Seven Major Food Color Additives
Today, because of chemical advances, not only are more vibrant and often superfluous colors available, but the usage of these chemicals is far more widespread. Often on a list of ingredients, one can find “for color” rather easily.
Brilliant Blue FCF
Brilliant Blue FCF creates a medium blue shade, it can be found in some dairy products, sweets, and drinks. Brilliant Blue FCF uses coal tar as one of its components. Because of the use of coal tar, many organizations and circles are speaking out and boycotting products using colors with coal tar because it is carcinogenic in large quantities, known to cause tumors in lab rats.
Fast Green FCF
Fast Green FCF, can be used for tinned green peas and other vegetables, jellies, sauces, fish, desserts, and dry bakery mixes at level of up to 100 mg/kg. Fast Green FCF produces a sea green.
Sunset Yellow FCF
Sunset Yellow FCF, this dye is an orange coal tar-based food dye found in orange squash, orange jelly, marzipan, Swiss roll, apricot jam, citrus marmalade, lemon curd, fortune cookies, sweets, hot chocolate mix and packet soups, trifle mix, breadcrumbs and cheese sauce mix and soft drinks. It is the color most prominently seen in Dayquil
Indigo Carmine is commonly added to tablets and capsules, but is also used in ice cream, sweets, baked goods, confectionery, and cookies. Also known as Blue No. 2, the color was extracted originally from several species of plant as well as one of the two famous Phoenician sea snails or from woad, but nearly all indigo dye produced today for food or textile is synthetic.

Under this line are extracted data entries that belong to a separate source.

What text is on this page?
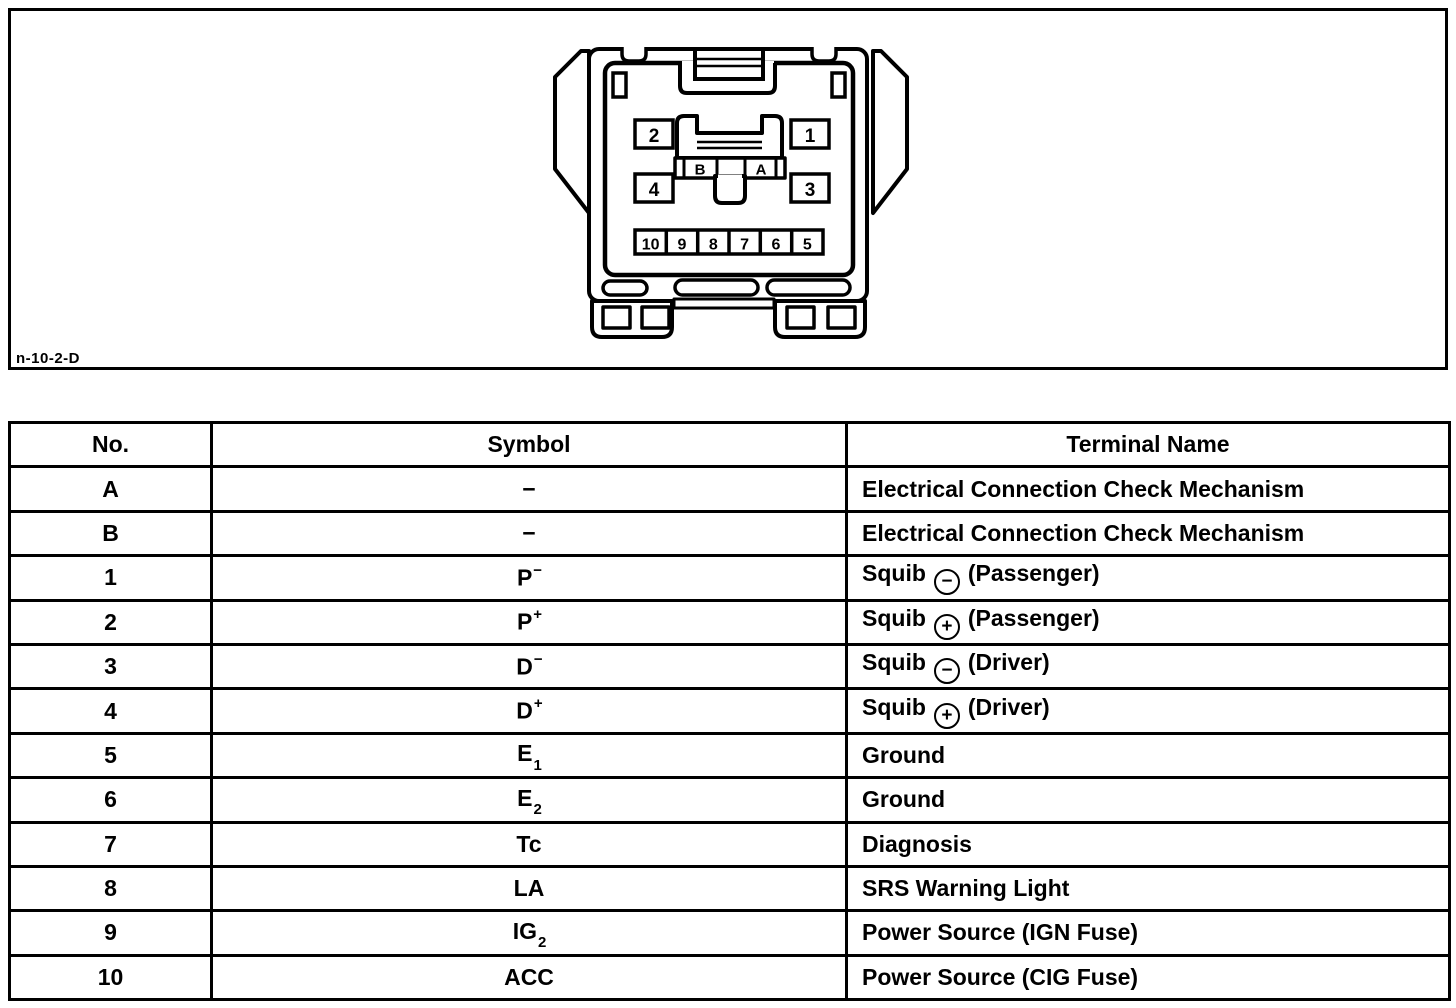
2	1
4	3
B	A
10 9 8 7 6 5
n-10-2-D
No.	Symbol	Terminal Name
A	−	Electrical Connection Check Mechanism
B	−	Electrical Connection Check Mechanism
1	P−	Squib − (Passenger)
2	P+	Squib + (Passenger)
3	D−	Squib − (Driver)
4	D+	Squib + (Driver)
5	$E_1$	Ground
6	$E_2$	Ground
7	Tc	Diagnosis
8	LA	SRS Warning Light
9	$IG_2$	Power Source (IGN Fuse)
10	ACC	Power Source (CIG Fuse)
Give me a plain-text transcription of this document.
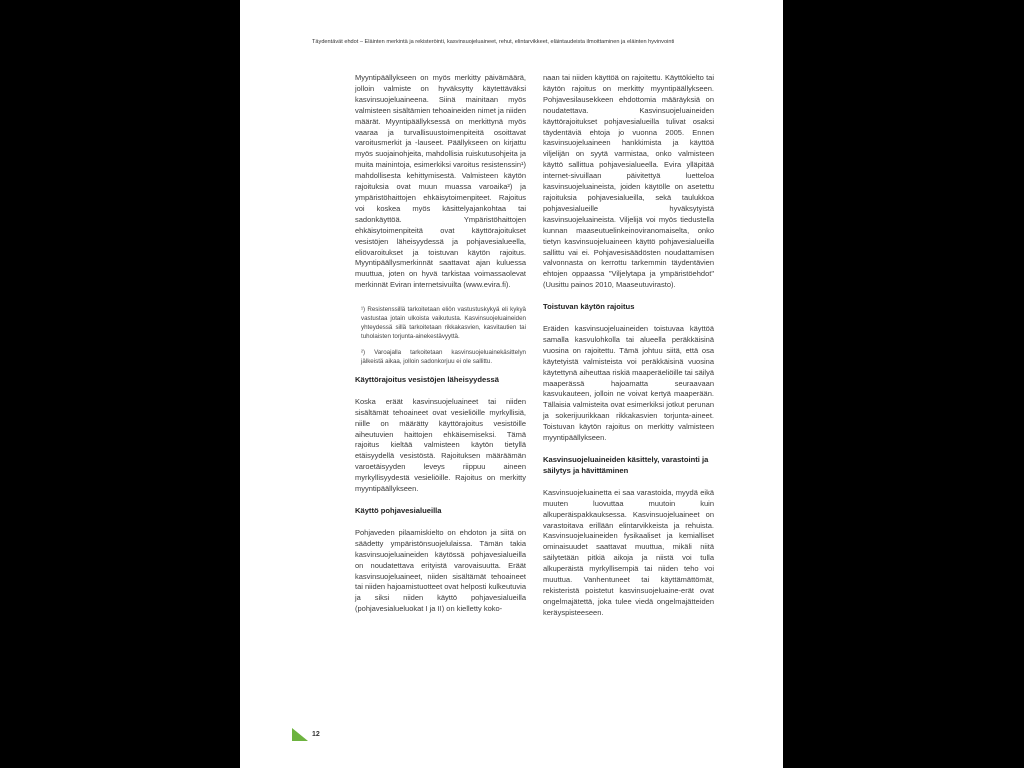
Täydentävät ehdot – Eläinten merkintä ja rekisteröinti, kasvinsuojeluaineet, rehut, elintarvikkeet, eläintaudeista ilmoittaminen ja eläinten hyvinvointi

Myyntipäällykseen on myös merkitty päivämäärä, jolloin valmiste on hyväksytty käytettäväksi kasvinsuojeluaineena. Siinä mainitaan myös valmisteen sisältämien tehoaineiden nimet ja niiden määrät. Myyntipäällyksessä on merkittynä myös vaaraa ja turvallisuustoimenpiteitä osoittavat varoitusmerkit ja -lauseet. Päällykseen on kirjattu myös suojainohjeita, mahdollisia ruiskutusohjeita ja muita mainintoja, esimerkiksi varoitus resistenssin¹) mahdollisesta kehittymisestä. Valmisteen käytön rajoituksia ovat muun muassa varoaika²) ja ympäristöhaittojen ehkäisytoimenpiteet. Rajoitus voi koskea myös käsittelyajankohtaa tai sadonkäyttöä. Ympäristöhaittojen ehkäisytoimenpiteitä ovat käyttörajoitukset vesistöjen läheisyydessä ja pohjavesialueella, eliövaroitukset ja toistuvan käytön rajoitus. Myyntipäällysmerkinnät saattavat ajan kuluessa muuttua, joten on hyvä tarkistaa voimassaolevat merkinnät Eviran internetsivuilta (www.evira.fi).

¹) Resistenssillä tarkoitetaan eliön vastustuskykyä eli kykyä vastustaa jotain ulkoista vaikutusta. Kasvinsuojeluaineiden yhteydessä sillä tarkoitetaan rikkakasvien, kasvitautien tai tuholaisten torjunta-ainekestävyyttä.

²) Varoajalla tarkoitetaan kasvinsuojeluainekäsittelyn jälkeistä aikaa, jolloin sadonkorjuu ei ole sallittu.

Käyttörajoitus vesistöjen läheisyydessä

Koska eräät kasvinsuojeluaineet tai niiden sisältämät tehoaineet ovat vesieliöille myrkyllisiä, niille on määrätty käyttörajoitus vesistöille aiheutuvien haittojen ehkäisemiseksi. Tämä rajoitus kieltää valmisteen käytön tietyllä etäisyydellä vesistöstä. Rajoituksen määräämän varoetäisyyden leveys riippuu aineen myrkyllisyydestä vesieliöille. Rajoitus on merkitty myyntipäällykseen.

Käyttö pohjavesialueilla

Pohjaveden pilaamiskielto on ehdoton ja siitä on säädetty ympäristönsuojelulaissa. Tämän takia kasvinsuojeluaineiden käytössä pohjavesialueilla on noudatettava erityistä varovaisuutta. Eräät kasvinsuojeluaineet, niiden sisältämät tehoaineet tai niiden hajoamistuotteet ovat helposti kulkeutuvia ja siksi niiden käyttö pohjavesialueilla (pohjavesialueluokat I ja II) on kielletty koko-

naan tai niiden käyttöä on rajoitettu. Käyttökielto tai käytön rajoitus on merkitty myyntipäällykseen. Pohjavesilausekkeen ehdottomia määräyksiä on noudatettava. Kasvinsuojeluaineiden käyttörajoitukset pohjavesialueilla tulivat osaksi täydentäviä ehtoja jo vuonna 2005. Ennen kasvinsuojeluaineen hankkimista ja käyttöä viljelijän on syytä varmistaa, onko valmisteen käyttö sallittua pohjavesialueella. Evira ylläpitää internet-sivuillaan päivitettyä luetteloa kasvinsuojeluaineista, joiden käytölle on asetettu rajoituksia pohjavesialueilla, sekä taulukkoa pohjavesialueille hyväksytyistä kasvinsuojeluaineista. Viljelijä voi myös tiedustella kunnan maaseutuelinkeinoviranomaiselta, onko tietyn kasvinsuojeluaineen käyttö pohjavesialueilla sallittu vai ei. Pohjavesisäädösten noudattamisen valvonnasta on kerrottu tarkemmin täydentävien ehtojen oppaassa "Viljelytapa ja ympäristöehdot" (Uusittu painos 2010, Maaseutuvirasto).

Toistuvan käytön rajoitus

Eräiden kasvinsuojeluaineiden toistuvaa käyttöä samalla kasvulohkolla tai alueella peräkkäisinä vuosina on rajoitettu. Tämä johtuu siitä, että osa käytetyistä valmisteista voi peräkkäisinä vuosina käytettynä aiheuttaa riskiä maaperäeliöille tai säilyä maaperässä hajoamatta seuraavaan kasvukauteen, jolloin ne voivat kertyä maaperään. Tällaisia valmisteita ovat esimerkiksi jotkut perunan ja sokerijuurikkaan rikkakasvien torjunta-aineet. Toistuvan käytön rajoitus on merkitty valmisteen myyntipäällykseen.

Kasvinsuojeluaineiden käsittely, varastointi ja säilytys ja hävittäminen

Kasvinsuojeluainetta ei saa varastoida, myydä eikä muuten luovuttaa muutoin kuin alkuperäispakkauksessa. Kasvinsuojeluaineet on varastoitava erillään elintarvikkeista ja rehuista. Kasvinsuojeluaineiden fysikaaliset ja kemialliset ominaisuudet saattavat muuttua, mikäli niitä säilytetään pitkiä aikoja ja niistä voi tulla alkuperäistä myrkyllisempiä tai niiden teho voi muuttua. Vanhentuneet tai käyttämättömät, rekisteristä poistetut kasvinsuojeluaine-erät ovat ongelmajätettä, joka tulee viedä ongelmajätteiden keräyspisteeseen.

12
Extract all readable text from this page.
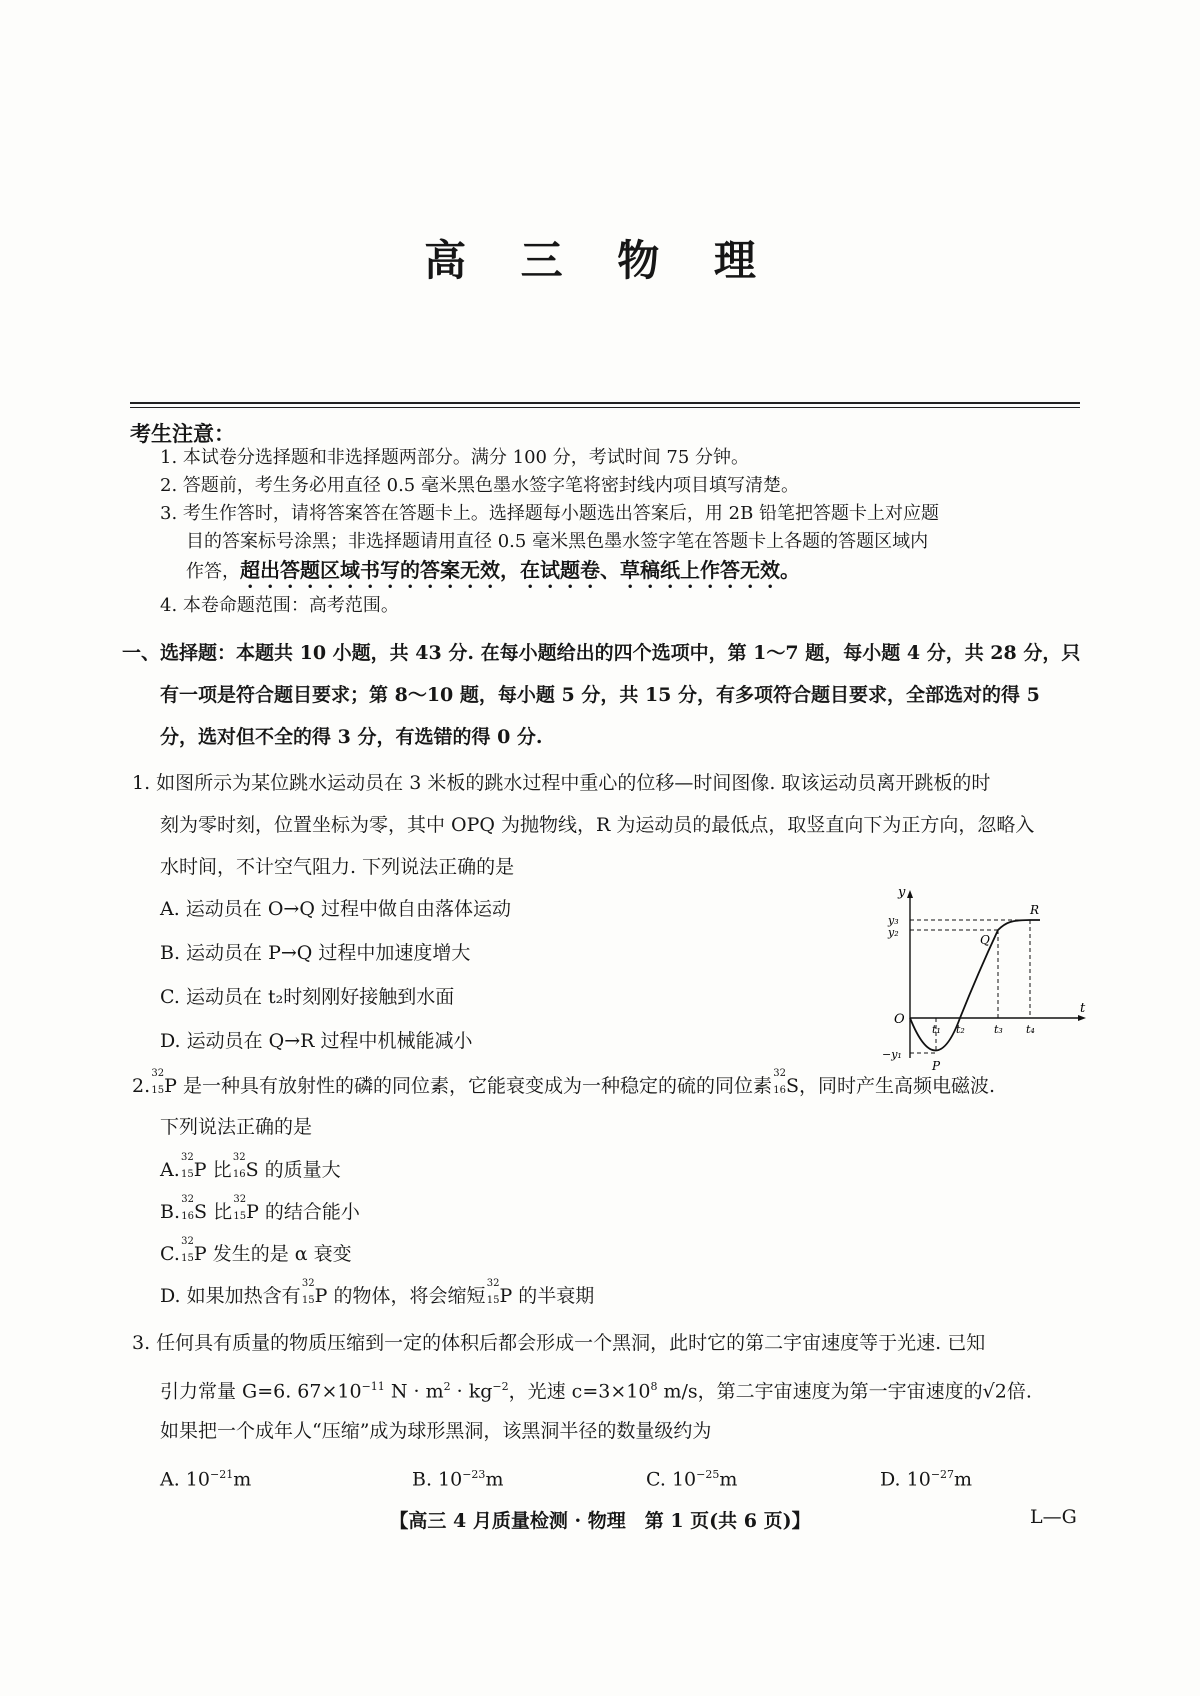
高 三 物 理
考生注意：
1. 本试卷分选择题和非选择题两部分。满分 100 分，考试时间 75 分钟。
2. 答题前，考生务必用直径 0.5 毫米黑色墨水签字笔将密封线内项目填写清楚。
3. 考生作答时，请将答案答在答题卡上。选择题每小题选出答案后，用 2B 铅笔把答题卡上对应题
目的答案标号涂黑；非选择题请用直径 0.5 毫米黑色墨水签字笔在答题卡上各题的答题区域内
作答，超出答题区域书写的答案无效，在试题卷、草稿纸上作答无效。
4. 本卷命题范围：高考范围。
一、选择题：本题共 10 小题，共 43 分. 在每小题给出的四个选项中，第 1～7 题，每小题 4 分，共 28 分，只
有一项是符合题目要求；第 8～10 题，每小题 5 分，共 15 分，有多项符合题目要求，全部选对的得 5
分，选对但不全的得 3 分，有选错的得 0 分.
1. 如图所示为某位跳水运动员在 3 米板的跳水过程中重心的位移—时间图像. 取该运动员离开跳板的时
刻为零时刻，位置坐标为零，其中 OPQ 为抛物线，R 为运动员的最低点，取竖直向下为正方向，忽略入
水时间，不计空气阻力. 下列说法正确的是
A. 运动员在 O→Q 过程中做自由落体运动
B. 运动员在 P→Q 过程中加速度增大
C. 运动员在 t₂时刻刚好接触到水面
D. 运动员在 Q→R 过程中机械能减小
y
t
O
y₃
y₂
−y₁
t₁ t₂	t₃ t₄
P
Q
R
2.
32
15 P 是一种具有放射性的磷的同位素，它能衰变成为一种稳定的硫的同位素
32
16 S，同时产生高频电磁波.
下列说法正确的是
A.
32
15 P 比
32
16 S 的质量大
B.
32
16 S 比
32
15 P 的结合能小
C.
32
15 P 发生的是 α 衰变
D. 如果加热含有
32
15 P 的物体，将会缩短
32
15 P 的半衰期
3. 任何具有质量的物质压缩到一定的体积后都会形成一个黑洞，此时它的第二宇宙速度等于光速. 已知
引力常量 G=6. $67\times 10^{-11}$ $N \cdot m^2 \cdot kg^{-2}$，光速 $c=3\times 10^8$ m/s，第二宇宙速度为第一宇宙速度的√2倍.
如果把一个成年人“压缩”成为球形黑洞，该黑洞半径的数量级约为
A. $10^{-21}m$	B. $10^{-23}m$	C. $10^{-25}m$	D. $10^{-27}m$
【高三 4 月质量检测 · 物理　第 1 页(共 6 页)】	L—G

Allura Red has the appearance of a dark red powder. Allura Red can be found in sweets, drinks and condiments, medications, and cosmetics. Despite the popular misconception, Allura Red AC is not derived from the cochineal insect. Red AC is derived from coal tar.
Tartrazine is used for yellow coloring, but can also be used with Brilliant Blue FCF or Green S to produce various green shades. Tartrazine can be found in soft drinks, instant puddings, flavored chips (Doritos, etc), cake mixes, custard powder, soups, sauces, Kool-Aid, ice cream, ice lollies, candy, chewing gum, marzipan, jam, jelly, marmalade, mustard, horseradish, yogurt, noodles, pickles, and other pickled products, certain brands of fruit squash, fruit cordial, chips, Tim tams, and many convenience foods together with glycerine, lemon and honey products.
Erythrosine is a cherry-pink coal tar-based food dye. It is also used in printing inks, as a biological stain, a dental plaque disclosing agent, and a radiopaque medium. It is used in cherries, canned fruit, custard mix, sweets, baked goods, and snack foods.